Closed davidh38 closed 2 years ago

davidh38 commented 2 years ago

Do you have any recomendations?

theophilusx commented 2 years ago

davidh38 @.***> writes:

Do you have any recomendations?

That is a pretty broad topic. You probably need to be more specific on exactly what type of refactoring you want to do.

Emacs itself has a lot of functionality which is useful for refactoring and there are numerous emacs packages that provide refactoring support for different languages. Adding additional packages is as simple as just adding them to your init.el file. You can add global or local menu items using your user-keys.el and user-signals.el files.

Corgi has setup some default menu items relating to refactoring for Clojure within the local mode menu (accessed by typing ', r' when in a clojure file). This should give you some ideas.

davidh38 commented 2 years ago

Ah, thank you!

theophilusx commented 2 years ago

Corgi is configured to have 2 'leader keys', SPC as a global leader key and comma (,) as a local leader key. So, when you are in 'normal' mode and you hit space, you will be presented with a list of global menus in the minibuffer. This list of menus will be the same regardless of what mode you are in.

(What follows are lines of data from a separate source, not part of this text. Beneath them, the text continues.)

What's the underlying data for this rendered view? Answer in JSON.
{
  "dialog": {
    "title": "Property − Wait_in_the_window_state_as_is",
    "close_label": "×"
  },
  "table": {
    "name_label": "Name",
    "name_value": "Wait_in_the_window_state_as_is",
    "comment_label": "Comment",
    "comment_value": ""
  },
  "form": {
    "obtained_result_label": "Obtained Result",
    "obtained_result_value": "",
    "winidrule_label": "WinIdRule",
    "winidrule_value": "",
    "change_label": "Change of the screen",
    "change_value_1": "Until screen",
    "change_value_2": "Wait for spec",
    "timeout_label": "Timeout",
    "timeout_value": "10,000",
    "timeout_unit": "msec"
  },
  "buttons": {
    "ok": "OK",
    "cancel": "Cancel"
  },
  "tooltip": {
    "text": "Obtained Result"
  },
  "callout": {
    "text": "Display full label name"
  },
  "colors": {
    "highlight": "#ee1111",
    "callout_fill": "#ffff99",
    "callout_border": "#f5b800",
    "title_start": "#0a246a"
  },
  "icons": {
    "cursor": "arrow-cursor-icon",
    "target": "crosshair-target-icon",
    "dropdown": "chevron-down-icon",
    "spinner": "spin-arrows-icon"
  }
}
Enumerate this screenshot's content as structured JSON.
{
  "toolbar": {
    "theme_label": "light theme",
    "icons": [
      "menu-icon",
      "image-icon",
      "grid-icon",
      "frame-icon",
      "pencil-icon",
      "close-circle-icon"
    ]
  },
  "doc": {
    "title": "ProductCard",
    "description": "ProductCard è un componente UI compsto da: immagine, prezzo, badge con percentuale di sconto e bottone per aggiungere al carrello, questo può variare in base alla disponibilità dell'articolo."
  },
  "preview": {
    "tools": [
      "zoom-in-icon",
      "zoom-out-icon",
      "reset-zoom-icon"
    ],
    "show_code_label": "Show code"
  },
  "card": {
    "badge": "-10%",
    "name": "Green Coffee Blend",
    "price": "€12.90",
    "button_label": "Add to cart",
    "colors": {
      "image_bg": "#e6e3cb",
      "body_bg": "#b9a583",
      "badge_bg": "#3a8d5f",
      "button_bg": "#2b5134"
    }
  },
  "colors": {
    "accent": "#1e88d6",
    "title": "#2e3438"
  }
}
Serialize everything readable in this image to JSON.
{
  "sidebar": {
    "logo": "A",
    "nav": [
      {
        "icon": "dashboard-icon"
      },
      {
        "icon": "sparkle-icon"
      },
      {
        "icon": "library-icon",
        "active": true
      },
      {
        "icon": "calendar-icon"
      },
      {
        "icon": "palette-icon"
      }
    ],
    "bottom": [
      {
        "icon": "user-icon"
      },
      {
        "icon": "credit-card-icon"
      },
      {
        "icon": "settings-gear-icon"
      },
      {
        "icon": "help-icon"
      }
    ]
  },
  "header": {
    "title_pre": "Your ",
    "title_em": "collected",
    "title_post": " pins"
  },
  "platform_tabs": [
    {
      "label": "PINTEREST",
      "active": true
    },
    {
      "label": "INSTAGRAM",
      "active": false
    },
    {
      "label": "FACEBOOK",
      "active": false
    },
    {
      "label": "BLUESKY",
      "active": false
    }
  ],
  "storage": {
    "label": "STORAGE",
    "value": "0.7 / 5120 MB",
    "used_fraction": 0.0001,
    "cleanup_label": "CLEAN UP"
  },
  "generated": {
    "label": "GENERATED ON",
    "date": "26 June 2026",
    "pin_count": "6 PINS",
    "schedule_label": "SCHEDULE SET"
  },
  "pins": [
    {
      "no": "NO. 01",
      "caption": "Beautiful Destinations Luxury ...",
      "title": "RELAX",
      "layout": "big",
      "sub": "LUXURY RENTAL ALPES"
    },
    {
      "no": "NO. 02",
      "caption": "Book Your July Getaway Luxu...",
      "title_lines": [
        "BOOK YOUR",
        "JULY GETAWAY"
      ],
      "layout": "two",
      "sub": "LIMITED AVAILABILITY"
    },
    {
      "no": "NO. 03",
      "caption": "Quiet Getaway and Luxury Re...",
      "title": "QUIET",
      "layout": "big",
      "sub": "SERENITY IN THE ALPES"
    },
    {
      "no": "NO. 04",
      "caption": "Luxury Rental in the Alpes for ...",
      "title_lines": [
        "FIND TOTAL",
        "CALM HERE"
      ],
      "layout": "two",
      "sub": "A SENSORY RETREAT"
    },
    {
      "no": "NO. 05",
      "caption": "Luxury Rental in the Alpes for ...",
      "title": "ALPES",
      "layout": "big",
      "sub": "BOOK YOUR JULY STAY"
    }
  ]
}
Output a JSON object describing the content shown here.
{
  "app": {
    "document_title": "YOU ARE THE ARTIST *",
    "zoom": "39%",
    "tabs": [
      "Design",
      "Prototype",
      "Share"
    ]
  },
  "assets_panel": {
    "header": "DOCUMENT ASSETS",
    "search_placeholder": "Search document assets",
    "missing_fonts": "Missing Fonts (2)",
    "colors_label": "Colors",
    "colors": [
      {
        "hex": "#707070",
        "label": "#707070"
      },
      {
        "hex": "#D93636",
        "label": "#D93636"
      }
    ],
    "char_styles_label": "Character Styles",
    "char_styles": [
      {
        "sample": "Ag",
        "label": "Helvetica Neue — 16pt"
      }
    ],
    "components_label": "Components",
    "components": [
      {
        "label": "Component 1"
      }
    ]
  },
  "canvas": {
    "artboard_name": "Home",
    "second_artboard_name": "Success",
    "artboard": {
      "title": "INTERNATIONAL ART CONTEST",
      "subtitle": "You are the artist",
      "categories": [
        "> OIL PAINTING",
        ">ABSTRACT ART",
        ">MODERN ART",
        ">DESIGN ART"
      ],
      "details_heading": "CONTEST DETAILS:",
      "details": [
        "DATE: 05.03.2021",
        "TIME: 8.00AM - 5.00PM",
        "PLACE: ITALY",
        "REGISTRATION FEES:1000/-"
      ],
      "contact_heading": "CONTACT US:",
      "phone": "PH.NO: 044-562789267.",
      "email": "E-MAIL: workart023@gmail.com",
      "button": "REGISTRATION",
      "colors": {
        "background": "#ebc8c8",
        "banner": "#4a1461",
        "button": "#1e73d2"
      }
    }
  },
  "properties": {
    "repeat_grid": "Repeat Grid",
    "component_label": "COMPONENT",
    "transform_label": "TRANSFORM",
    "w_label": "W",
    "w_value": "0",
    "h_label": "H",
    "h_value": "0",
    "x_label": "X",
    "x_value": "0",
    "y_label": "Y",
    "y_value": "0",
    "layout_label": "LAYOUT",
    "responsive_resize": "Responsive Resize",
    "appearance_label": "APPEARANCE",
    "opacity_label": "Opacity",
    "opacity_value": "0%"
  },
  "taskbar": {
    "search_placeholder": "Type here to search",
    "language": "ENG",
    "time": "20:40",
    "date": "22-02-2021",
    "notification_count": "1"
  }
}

The local leader key, the comma (,) will also present you with a list of menu keys in the minibuffer, but these are mode specific. You will get different menus/bindings depending on what mode you are in. One of the local mode menus is 'r' for 'refactor' and it will present you with a list of refactoring related menus or key bindings. What is in that list will depend on the programming mode you are in. You can also add to or change what bindings and menus are available by editing your user-keys.el and user-signals.el files.

The global and local leader keys are completely separate from the standard vim/evil states. So the sequence ', r', is completely separate from the vim/evil 'r' command.